3. **Annotation Challenges**:
   - Manual annotation was time-consuming and error-prone, especially for complex financial jargon and domain-specific terms.

---

### Improvements and Future Directions

1. **Expand Dataset**:
   - Collect additional financial reports from diverse companies and sources (e.g., SEC filings, news websites, earnings calls).
   - Increase the variety of text formats and contexts to improve the model's robustness.

2. **Automate Annotation**:
   - Utilize weak supervision or semi-supervised learning for faster annotation.
   - Use pre-trained models like `FinBERT` to generate initial annotations and refine them manually.

3. **Improve Model Performance**:
   - Fine-tune the system with domain-specific pre-trained models, such as:
     - `FinBERT`
     - Financial SpaCy pipelines
   - Experiment with transformer-based models for better context understanding.

4. **Add New Entity Types**:
   - Extend the system to include additional entity types, such as:
     - Stock tickers (e.g., `AAPL`)
     - Financial events (e.g., `mergers`, `IPOs`)
     - Percentages (e.g., `5%`)
   - Create detailed annotation guidelines for these entities.

5. **Visualization and User Interface**:
   - Enhance the Streamlit app to:
     - Accept larger text inputs.
     - Provide filters for specific entities.
     - Offer interactive visualization with entity details.

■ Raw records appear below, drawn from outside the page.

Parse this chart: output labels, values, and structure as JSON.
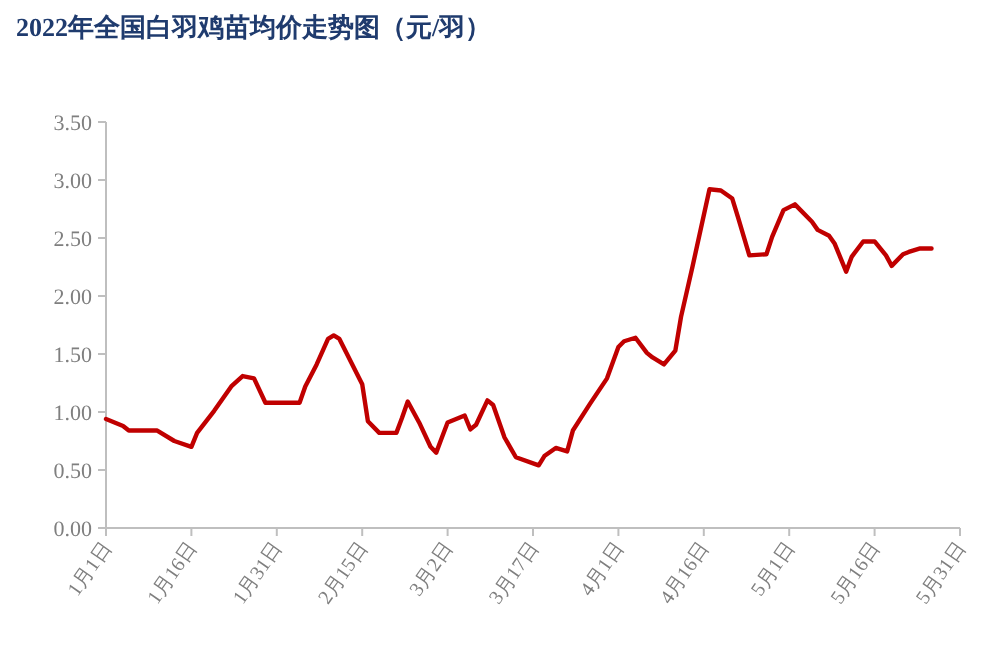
{
  "chart_data": {
    "type": "line",
    "title": "2022年全国白羽鸡苗均价走势图（元/羽）",
    "x": [
      "--01-01",
      "--01-04",
      "--01-05",
      "--01-10",
      "--01-13",
      "--01-16",
      "--01-17",
      "--01-20",
      "--01-23",
      "--01-25",
      "--01-27",
      "--01-29",
      "--02-04",
      "--02-05",
      "--02-07",
      "--02-09",
      "--02-10",
      "--02-11",
      "--02-15",
      "--02-16",
      "--02-18",
      "--02-21",
      "--02-22",
      "--02-23",
      "--02-25",
      "--02-27",
      "--02-28",
      "--03-01",
      "--03-02",
      "--03-05",
      "--03-06",
      "--03-07",
      "--03-09",
      "--03-10",
      "--03-12",
      "--03-14",
      "--03-18",
      "--03-19",
      "--03-21",
      "--03-23",
      "--03-24",
      "--03-27",
      "--03-30",
      "--04-01",
      "--04-02",
      "--04-04",
      "--04-06",
      "--04-07",
      "--04-09",
      "--04-11",
      "--04-12",
      "--04-14",
      "--04-17",
      "--04-19",
      "--04-21",
      "--04-22",
      "--04-24",
      "--04-27",
      "--04-28",
      "--04-30",
      "--05-02",
      "--05-05",
      "--05-06",
      "--05-08",
      "--05-09",
      "--05-11",
      "--05-12",
      "--05-14",
      "--05-16",
      "--05-18",
      "--05-19",
      "--05-21",
      "--05-22",
      "--05-24",
      "--05-26"
    ],
    "series": [
      {
        "color": "#c00000",
        "values": [
          0.94,
          0.88,
          0.84,
          0.84,
          0.75,
          0.7,
          0.82,
          1.01,
          1.22,
          1.31,
          1.29,
          1.08,
          1.08,
          1.22,
          1.41,
          1.63,
          1.66,
          1.63,
          1.24,
          0.92,
          0.82,
          0.82,
          0.95,
          1.09,
          0.91,
          0.7,
          0.65,
          0.78,
          0.91,
          0.97,
          0.85,
          0.89,
          1.1,
          1.06,
          0.78,
          0.61,
          0.54,
          0.62,
          0.69,
          0.66,
          0.84,
          1.07,
          1.29,
          1.56,
          1.61,
          1.64,
          1.51,
          1.47,
          1.41,
          1.53,
          1.82,
          2.25,
          2.92,
          2.91,
          2.84,
          2.68,
          2.35,
          2.36,
          2.51,
          2.74,
          2.79,
          2.64,
          2.57,
          2.52,
          2.45,
          2.21,
          2.34,
          2.47,
          2.47,
          2.35,
          2.26,
          2.36,
          2.38,
          2.41,
          2.41
        ]
      }
    ],
    "xlim": [
      "--01-01",
      "--05-31"
    ],
    "xticks": [
      {
        "value": "--01-01",
        "label": "1月1日"
      },
      {
        "value": "--01-16",
        "label": "1月16日"
      },
      {
        "value": "--01-31",
        "label": "1月31日"
      },
      {
        "value": "--02-15",
        "label": "2月15日"
      },
      {
        "value": "--03-02",
        "label": "3月2日"
      },
      {
        "value": "--03-17",
        "label": "3月17日"
      },
      {
        "value": "--04-01",
        "label": "4月1日"
      },
      {
        "value": "--04-16",
        "label": "4月16日"
      },
      {
        "value": "--05-01",
        "label": "5月1日"
      },
      {
        "value": "--05-16",
        "label": "5月16日"
      },
      {
        "value": "--05-31",
        "label": "5月31日"
      }
    ],
    "ylim": [
      0,
      3.5
    ],
    "yticks": [
      {
        "value": 0,
        "label": "0.00"
      },
      {
        "value": 0.5,
        "label": "0.50"
      },
      {
        "value": 1,
        "label": "1.00"
      },
      {
        "value": 1.5,
        "label": "1.50"
      },
      {
        "value": 2,
        "label": "2.00"
      },
      {
        "value": 2.5,
        "label": "2.50"
      },
      {
        "value": 3,
        "label": "3.00"
      },
      {
        "value": 3.5,
        "label": "3.50"
      }
    ],
    "grid": false,
    "marker": "none",
    "line_style": "solid"
  }
}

6. **Real-World Deployment**:
   - Deploy the system as an API or web dashboard.
   - Test the system with real-world financial text and collect feedback for iterative improvements.

---

### Summary of Findings

1. **Challenges**:
   - Limited dataset and manual annotation hampered the system’s performance.
   - Entity recognition was partially successful due to insufficient domain-specific training.

2. **Key Results**:
   - The system effectively extracted some entities (e.g., company names and monetary values).
   - Entity visualization provided insights into their placement within the text.

3. **Future Scope**:
   - Automate annotations and expand the dataset for scalability.
   - Transition to advanced transformer-based models for improved accuracy and contextual understanding.